Tuesday, June 9, 2015

sarah's secrets to an awesome run in 5 photos or less.

step one. psych yourself up for a good run by turning up your favorite music on your iPod while you sing + have a dance party in your favorite workout outfit before heading outside (note: dance party photos not included :).


step two. sometimes it's necessary to get away from life for awhile, so if you're close to home (and feel safe doing so), leave your phone behind for a little bit so you can "unplug" fully and let yourself run freely in the great outdoors. bonus: find a penny face-down on the ground, pick it up, + make your own luck. :)


step 3. wear something that reminds of you an awesome race/workout day. i love this hat because it's the one i bought at my first-ever half marathon that i ran in layton, utah in 2011. i over-trained (because i initially wanted to run the full marathon because i'm crazy but i got a little injury so i had to back down to the half instead of the full), but that ended up being awesome because i totally rocked out that half marathon and it was one of the best races and definitely the most meaningful one of my life to date.

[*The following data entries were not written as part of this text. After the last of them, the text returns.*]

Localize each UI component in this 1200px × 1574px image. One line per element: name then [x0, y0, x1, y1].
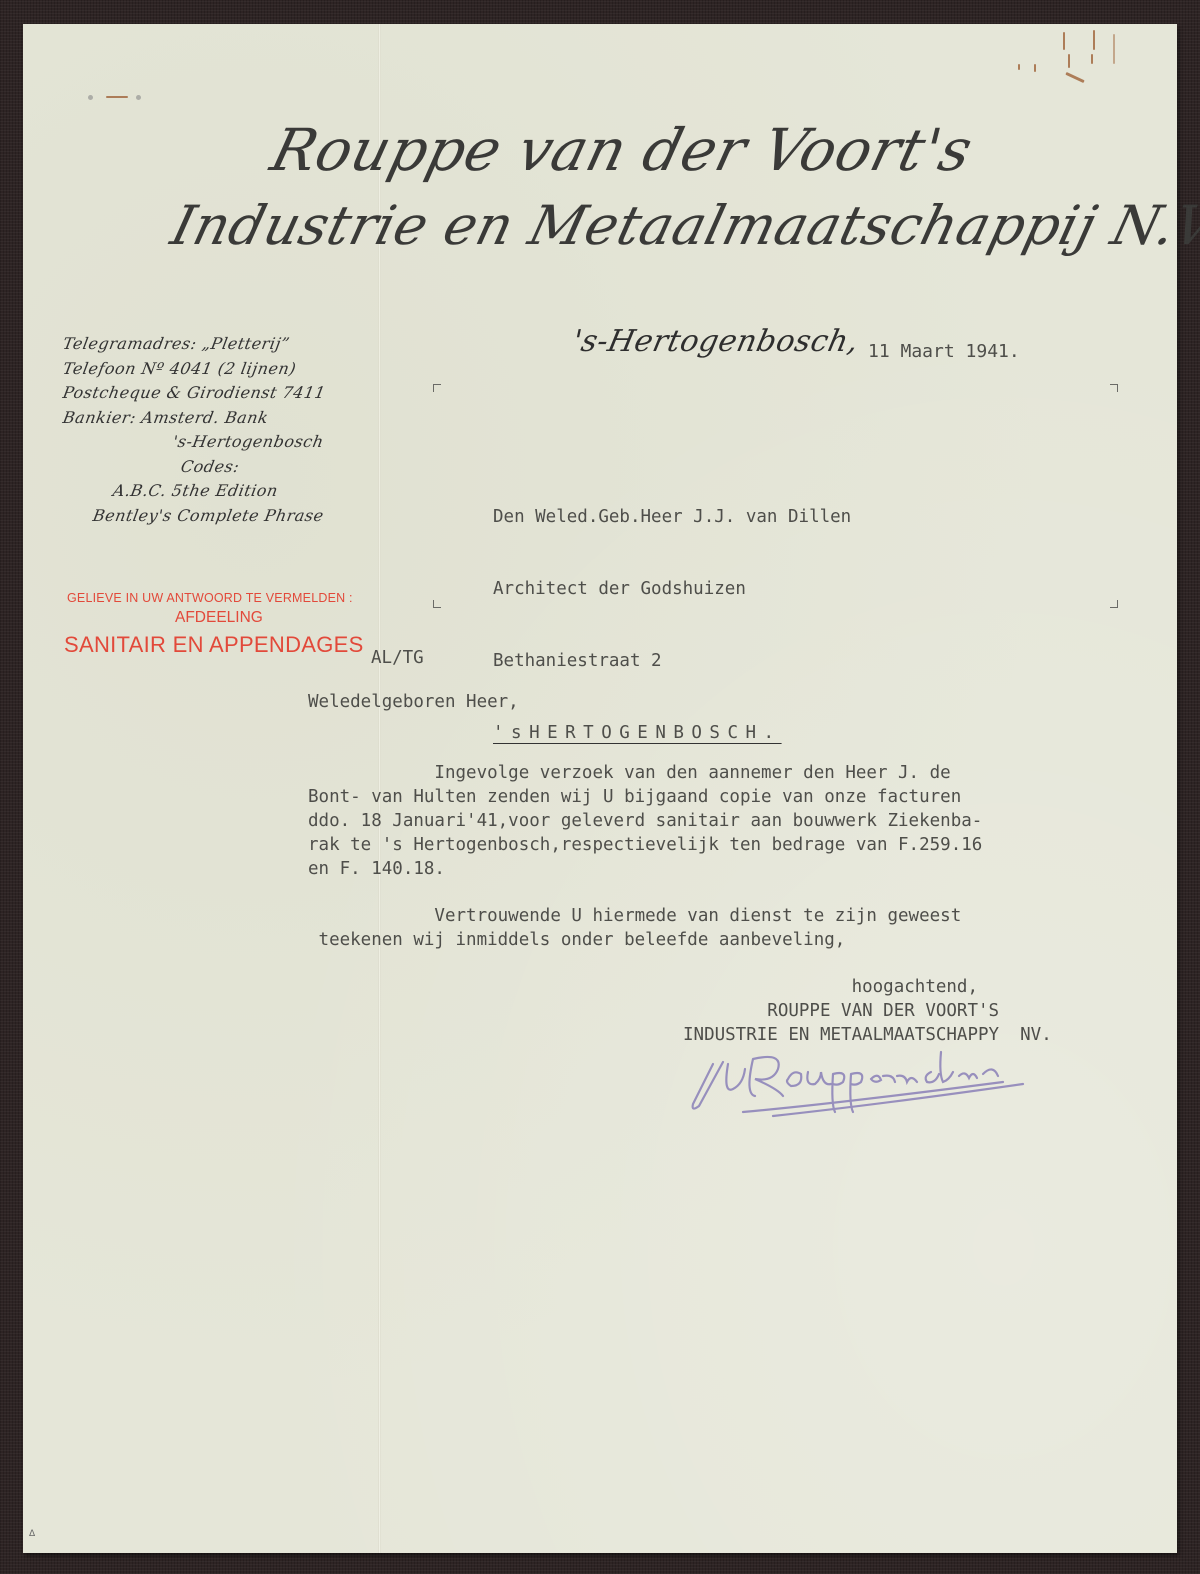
- body-paragraph-2: Vertrouwende U hiermede van dienst te zi…: [308, 904, 961, 952]
- letter-sheet: Rouppe van der Voort's Industrie en Meta…: [23, 24, 1177, 1553]
- codes-label: Codes:: [61, 455, 385, 480]
- firm-name-line2: Industrie en Metaalmaatschappij N.V.: [165, 194, 1200, 257]
- firm-name-line1: Rouppe van der Voort's: [265, 116, 980, 184]
- banker: Bankier: Amsterd. Bank: [61, 406, 385, 431]
- window-corner-mark-icon: [433, 384, 441, 392]
- recipient-street: Bethaniestraat 2: [493, 649, 851, 673]
- salutation: Weledelgeboren Heer,: [308, 690, 519, 714]
- code-bentley: Bentley's Complete Phrase: [61, 504, 385, 529]
- department-label: AFDEELING: [175, 609, 263, 627]
- letter-date: 11 Maart 1941.: [868, 340, 1020, 364]
- recipient-address: Den Weled.Geb.Heer J.J. van Dillen Archi…: [493, 457, 851, 793]
- reply-notice: GELIEVE IN UW ANTWOORD TE VERMELDEN :: [67, 591, 353, 605]
- recipient-title: Architect der Godshuizen: [493, 577, 851, 601]
- code-abc: A.B.C. 5the Edition: [61, 479, 385, 504]
- recipient-city: 'sHERTOGENBOSCH.: [493, 721, 851, 745]
- telegram-address: Telegramadres: „Pletterij”: [61, 332, 385, 357]
- body-paragraph-1: Ingevolge verzoek van den aannemer den H…: [308, 761, 982, 881]
- telephone-number: Telefoon Nº 4041 (2 lijnen): [61, 357, 385, 382]
- postcheque-number: Postcheque & Girodienst 7411: [61, 381, 385, 406]
- signature-icon: [683, 1034, 1043, 1124]
- triangle-mark-icon: Δ: [29, 1529, 35, 1539]
- reference-code: AL/TG: [371, 646, 424, 670]
- department-name: SANITAIR EN APPENDAGES: [64, 632, 364, 658]
- place-of-writing: 's-Hertogenbosch,: [569, 324, 862, 359]
- staple-mark-icon: [88, 92, 148, 102]
- recipient-name: Den Weled.Geb.Heer J.J. van Dillen: [493, 505, 851, 529]
- rust-stains: [1033, 24, 1173, 114]
- window-corner-mark-icon: [1110, 384, 1118, 392]
- signature: [683, 1034, 1043, 1124]
- contact-info-block: Telegramadres: „Pletterij” Telefoon Nº 4…: [63, 332, 383, 528]
- window-corner-mark-icon: [433, 600, 441, 608]
- bank-city: 's-Hertogenbosch: [61, 430, 385, 455]
- window-corner-mark-icon: [1110, 600, 1118, 608]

step four. remind yourself that even on days you may have a bad workout, or you may not have run as fast as you wanted to, you gotta keep an eternal perspective. because one bad workout doesn't define you. you'll have many more runs in the future and you just gotta remind yourself of the awesome runs you've had and think about your potential in the future and how there's always another day ahead. oh, and when all else fails, just think of the things that make you happy, like (for me!) the temple. :)


step five. regardless of how you're feeling post-run, just remember: YOU DID IT. you totally rocked out even that little out-and-back 2-miler. so you deserve any/all kinds of superstar recognition or celebrations like mirror selfies or doughnut-eating or anything else equally awesome.


sigh. you guys, today was such a good day. and i had SUCH a good run, too.